I am writing a code that opens a link and collects words surrounding a substring j into Res, and then collects all the nouns in Res as follows:
j="Green Index" #defining word to be looked for
sub = '(\w*)\W*(\w*)\W*(%s)\W*(\w*)\W*(\w*)' % j #defining substring including word
allnouns=[]
link="http://greenindex.timberland.com/" #defining link to search for word
f=requests.get(link)
str1=f.text
for i in re.findall(sub, str1, re.I): #collecting all terms found together
print(" ".join([x for x in i if x != ""]))
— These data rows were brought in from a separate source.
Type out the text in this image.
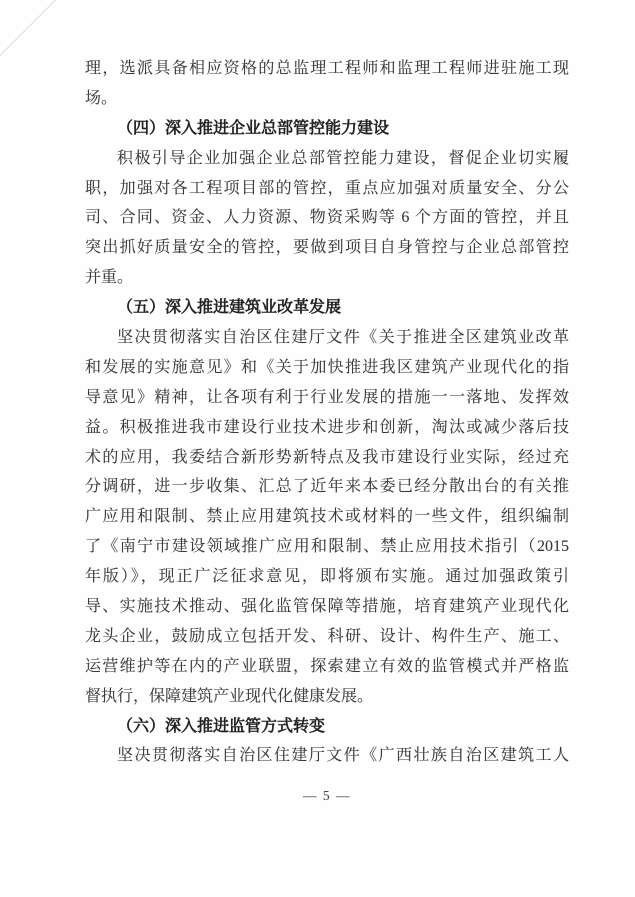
理，选派具备相应资格的总监理工程师和监理工程师进驻施工现
场。
（四）深入推进企业总部管控能力建设
积极引导企业加强企业总部管控能力建设，督促企业切实履
职，加强对各工程项目部的管控，重点应加强对质量安全、分公
司、合同、资金、人力资源、物资采购等 6 个方面的管控，并且
突出抓好质量安全的管控，要做到项目自身管控与企业总部管控
并重。
（五）深入推进建筑业改革发展
坚决贯彻落实自治区住建厅文件《关于推进全区建筑业改革
和发展的实施意见》和《关于加快推进我区建筑产业现代化的指
导意见》精神，让各项有利于行业发展的措施一一落地、发挥效
益。积极推进我市建设行业技术进步和创新，淘汰或减少落后技
术的应用，我委结合新形势新特点及我市建设行业实际，经过充
分调研，进一步收集、汇总了近年来本委已经分散出台的有关推
广应用和限制、禁止应用建筑技术或材料的一些文件，组织编制
了《南宁市建设领域推广应用和限制、禁止应用技术指引（2015
年版）》，现正广泛征求意见，即将颁布实施。通过加强政策引
导、实施技术推动、强化监管保障等措施，培育建筑产业现代化
龙头企业，鼓励成立包括开发、科研、设计、构件生产、施工、
运营维护等在内的产业联盟，探索建立有效的监管模式并严格监
督执行，保障建筑产业现代化健康发展。
（六）深入推进监管方式转变
坚决贯彻落实自治区住建厅文件《广西壮族自治区建筑工人
— 5 —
Res=(" ".join([x for x in i if x != ""]))#creating each sentence Res
Results.append(Res) #putting all sentences Res in one list Results
sentences = nltk.sent_tokenize(Res) #here is where I hit an error
nouns = []
for sentence in sentences:
for word,pos in nltk.pos_tag(nltk.word_tokenize(str(sentence))):
if (pos == 'NN' or pos == 'NNP' or pos == 'NNS' or pos ==
'NNPS'):
nouns.append(word)
allnouns.append(nouns)
I hit an error right before my second loop:
TypeError: Can't convert 'list' object to str implicitly
I checked and type(Res)=class str
and I tried to split Res also thinking it might help, sentences = nltk.sent_tokenize(Res.split)
but same error. How can I get around it?